Включив на кухне свет, я успел поставить у стола сумки и буквально остолбенел от неожиданности. Возле батареи медленно, обленившись от переедания, копошилась толстая мышь. Кто-то успел отгрызть ей хвост, с маленьким обрубком (не больше сантиметра) и почему-то не привычного серого, а каштанового цвета, мышь показалась мне вконец обнаглевшей.
Вспомнив, что у Тамары Филипповны есть кошка, я рванул к соседке. Услышав мою просьбу, мне сразу вручили недовольную Басю, беспородную кошку размером с поросёнка. У Баси в жизни было две радости: еда и сон.

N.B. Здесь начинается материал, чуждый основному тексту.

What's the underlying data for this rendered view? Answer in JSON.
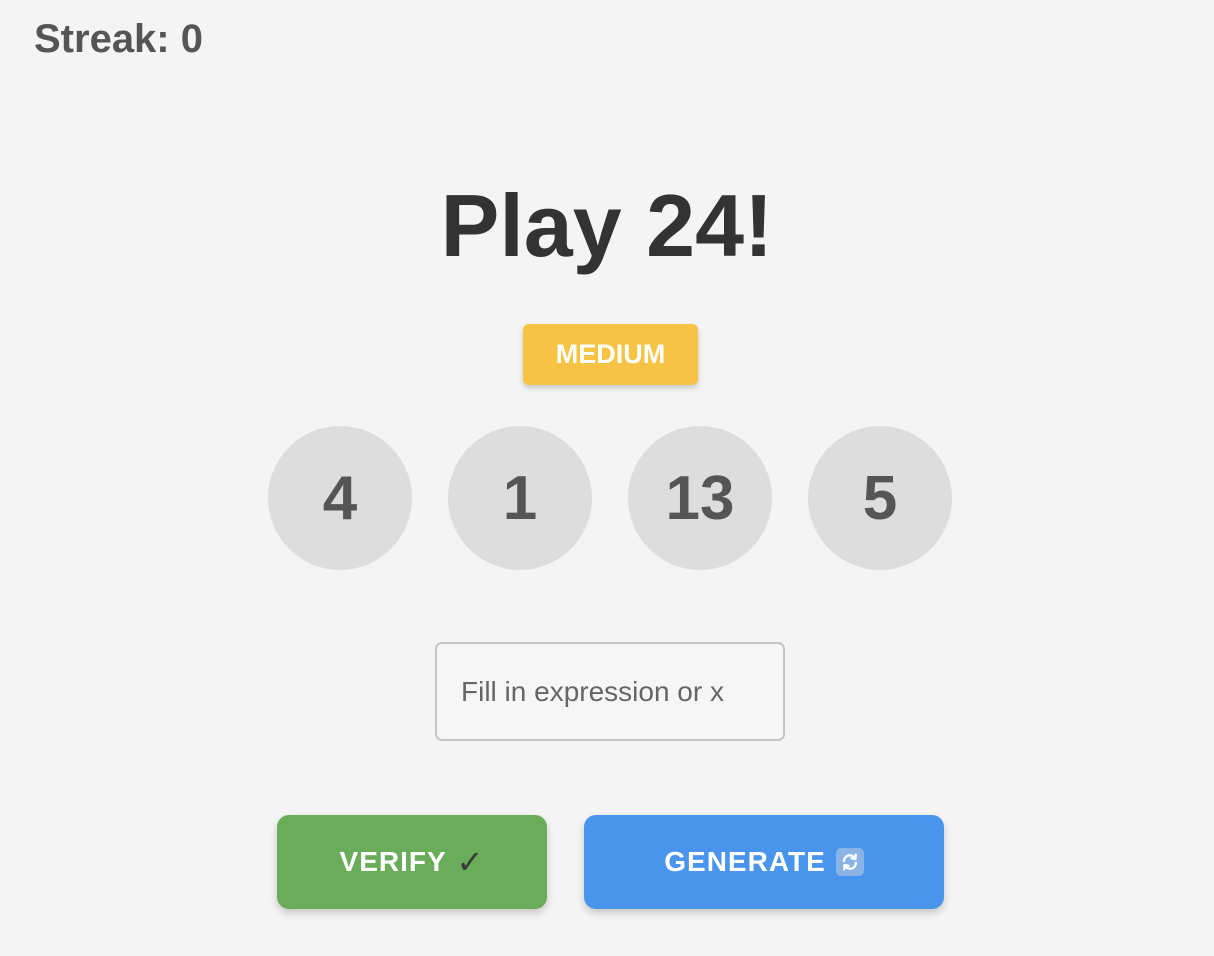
{
  "streak": {
    "label": "Streak: 0"
  },
  "title": "Play 24!",
  "difficulty": "MEDIUM",
  "numbers": [
    "4",
    "1",
    "13",
    "5"
  ],
  "expression_input": {
    "value": "",
    "placeholder": "Fill in expression or x"
  },
  "buttons": {
    "verify_label": "VERIFY",
    "verify_icon": "check-mark-icon",
    "generate_label": "GENERATE",
    "generate_icon": "refresh-icon"
  },
  "colors": {
    "background": "#f4f4f4",
    "difficulty_badge": "#f6c344",
    "number_circle": "#dddddd",
    "verify_button": "#69ad5b",
    "generate_button": "#4994ec"
  }
}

И сейчас по моей вине одной радости её лишили, безжалостно выдернув из лап сладкого сна.
Бесхвостая мышь продолжала тусоваться у батареи, выпущенная из рук Бася посмотрела на мышь, впрочем, как и на саму батарею, отрешённым взглядом. Пришлось подтолкнуть толстую кошку к толстой мыши. Бася загудела, фыркнула, повела носом. Час назад Бася капитально натрескалась еды, жирные мыши её не интересовали, однако, почуяв резкий запах и, очевидно, поддавшись разбуженным инстинктам, Бася приняла нужную стойку. Напряглась, пригнулась, клацнула зубами и совершила прыжок.